Born 9 December 1949, Cambridge, Massachusetts

Daughter of Terrence M. and Genevieve Preston Hannibal

Eileen Myles' writing cuts straight to the heart; her work focuses on friendship, writing, community, lesbianism, politics, the way that all of those things make up daily life. Myles is a poet and prose writer, and has also published a number of plays. Her writing is direct and sometimes sassy, tough yet at times emotionally tender; the context is urban, the community is wide; the net, as it were, is cast broadly. She makes no bones about being a poet, a lesbian, and an activist both through and around her writing. Myles' writing challenges the reader to go along for a ride that's often fast and furious, and can also be heartbreakingly funny.

Born in Cambridge, Massachusetts, in 1949, Myles' upbringing in nearby Arlington was a solidly working-class one. Her father was a mail carrier, and her mother was a secretary. In her collection of primarily autobiographical short stories, Chelsea Girls (1994), Myles includes as subject matter her alcoholic father and her own experience of substance abuse. After receiving a B.A. from the University of Massachusetts in 1971, Myles spent time traveling, then made her way to New York, where she briefly attended graduate school at Queens College ("I went to graduate school for about 10 seconds," she notes in a January 1999 interview). It was Myles' attendance at a writing workshop offered by the Poetry Project at St. Mark's Church that was to have a far larger impact on her writing life, however. Myles was to establish a long relationship with, and become an important part of, a community of writers centered around the Poetry Project, a community including, at various times, Ted Berrigan, Alice Notely, John Ashbery, Barbara Guest, James Schuyler, and Frank O'Hara.
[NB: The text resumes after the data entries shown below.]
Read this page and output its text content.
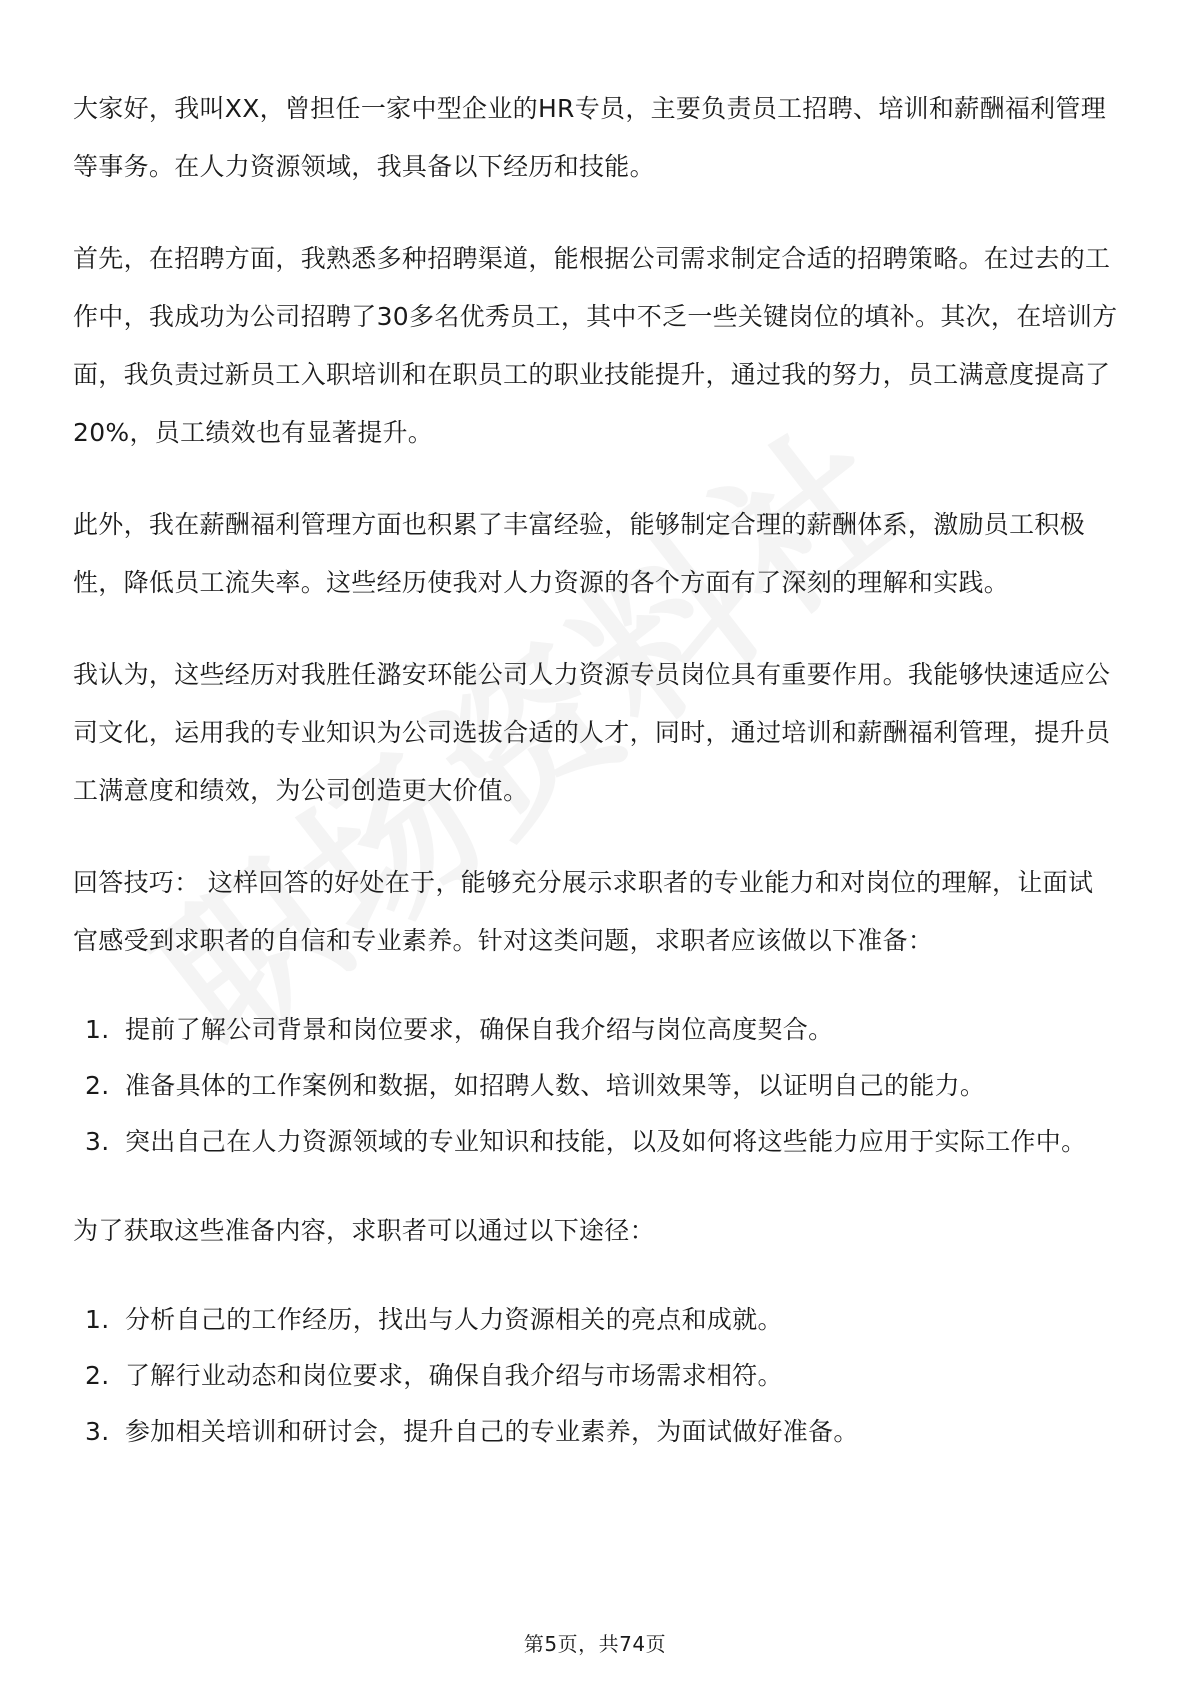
大家好，我叫XX，曾担任一家中型企业的HR专员，主要负责员工招聘、培训和薪酬福利管理等事务。在人力资源领域，我具备以下经历和技能。

首先，在招聘方面，我熟悉多种招聘渠道，能根据公司需求制定合适的招聘策略。在过去的工作中，我成功为公司招聘了30多名优秀员工，其中不乏一些关键岗位的填补。其次，在培训方面，我负责过新员工入职培训和在职员工的职业技能提升，通过我的努力，员工满意度提高了20%，员工绩效也有显著提升。

此外，我在薪酬福利管理方面也积累了丰富经验，能够制定合理的薪酬体系，激励员工积极性，降低员工流失率。这些经历使我对人力资源的各个方面有了深刻的理解和实践。

我认为，这些经历对我胜任潞安环能公司人力资源专员岗位具有重要作用。我能够快速适应公司文化，运用我的专业知识为公司选拔合适的人才，同时，通过培训和薪酬福利管理，提升员工满意度和绩效，为公司创造更大价值。

回答技巧： 这样回答的好处在于，能够充分展示求职者的专业能力和对岗位的理解，让面试官感受到求职者的自信和专业素养。针对这类问题，求职者应该做以下准备：

1. 提前了解公司背景和岗位要求，确保自我介绍与岗位高度契合。
2. 准备具体的工作案例和数据，如招聘人数、培训效果等，以证明自己的能力。
3. 突出自己在人力资源领域的专业知识和技能，以及如何将这些能力应用于实际工作中。

为了获取这些准备内容，求职者可以通过以下途径：

1. 分析自己的工作经历，找出与人力资源相关的亮点和成就。
2. 了解行业动态和岗位要求，确保自我介绍与市场需求相符。
3. 参加相关培训和研讨会，提升自己的专业素养，为面试做好准备。
第5页，共74页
In 1979 Myles worked as assistant to James Schuyler, and he became a mentor and a friend. From 1984 to 1986, Myles served as the artistic director of the Poetry Project.

Myles' first public reading of her poetry was in 1974 at the New York City punk club CBGB's; three years later, at a reading at St. Mark's Church, she "came out" as a poet, reading love poems that where later collected in her book Sappho's Boat (1982). Myles has published numerous books of poetry and prose in the 1980s and 1990s, and several of her plays have had New York productions.

Myles' commitment to politics and activism is clear in her writing and in her living. She was a write-in candidate in the 1992 presidential election, and actually took her "one-woman campaign show" on the road as "Eileen Myles for President (and Other Things)". She has been arrested at women's rights protests.

In a review of Chelsea Girls in the New York Times Book Review (9 September 1994), Jeannine Delombard wrote, "Examining how adults, fueled by intoxication and disillusionment, regress to infantile helplessness, and how children, exposed to such scenes of grandiose self-destruction, mature beyond their years, 'Chelsea Girls' reads, at its best, like the product of a collaboration between Ernest Hemingway and Lynda Barry."

Myles' poems also tell rich stories. Visually, the poems are aligned in markedly vertical spaces, many of them so thin as to seem spare, stretched, and somehow severe. Yet Myles' language luxuriates—it opens out in casual, expansive gestures, using "common" vocabulary, the material of everyday life. From the poem "Everything's House" in the collection Not Me (1991): "I have / never been / so bothered / by a human / being before. / Let me screw / the cap on / the seltzer. / I could / have gone / out on / you tonight. / I imagined / you furious. / But I / was so / angry / I didn't / feel a / thing. Just / the breeze / on my / chin. The / bike bouncing / on the / pavement."

In a 1999 interview by Daniel Kane about Myles' poetics and approaches to teaching poetry, Myles said, "In a way I often write as if you already know what I'm talking about. I don't spell it out. I jump on that bandwagon with you and keep going." She also notes that "a poem is a series of conditions, and you're trying to strike some charm that will bring it all together." In addition to Schuyler and O'Hara, Myles notes that other writers whose work has provided her with particular inspiration include Gertrude Stein, Violette Leduc, and Christopher Isherwood.

Myles has taught writing at New York University School of Continuing Education, Parsons School of Design, Baruch College, St. Mark's Poetry Project, and New School for Social Research. Myles is the recipient of numerous awards and honors, including the New York State Creative Artist's Public Services grant (1980), Fund for Poetry grant (1988 and 1990), and a National Endowment for the Arts Inter-Arts grant (1989). Her most recent collection of poetry, School of Fish (1997), won a Lambda Book award for poetry. Her work has been anthologized in such collections as Gay and Lesbian Poetry in Our Time (1988) and The Best American Poetry, 1988 (1989).

Other Works:

The Irony of the Leash (1978). A Fresh Young Voice from the Plains (1981). Bread and Water (1987). 1969 (1989). Maxfield Parrish: Early & New Poems (1995).

Bibliography:

Reference works:

CA (1996). Contemporary Lesbian Writers of the United States: A Bio-bibliographical Critical Sourcebook (1993). Oxford Companion to Women's Writing in the United States (1995).

Other references:

St. Louis Post-Dispatch (1 Nov. 1992).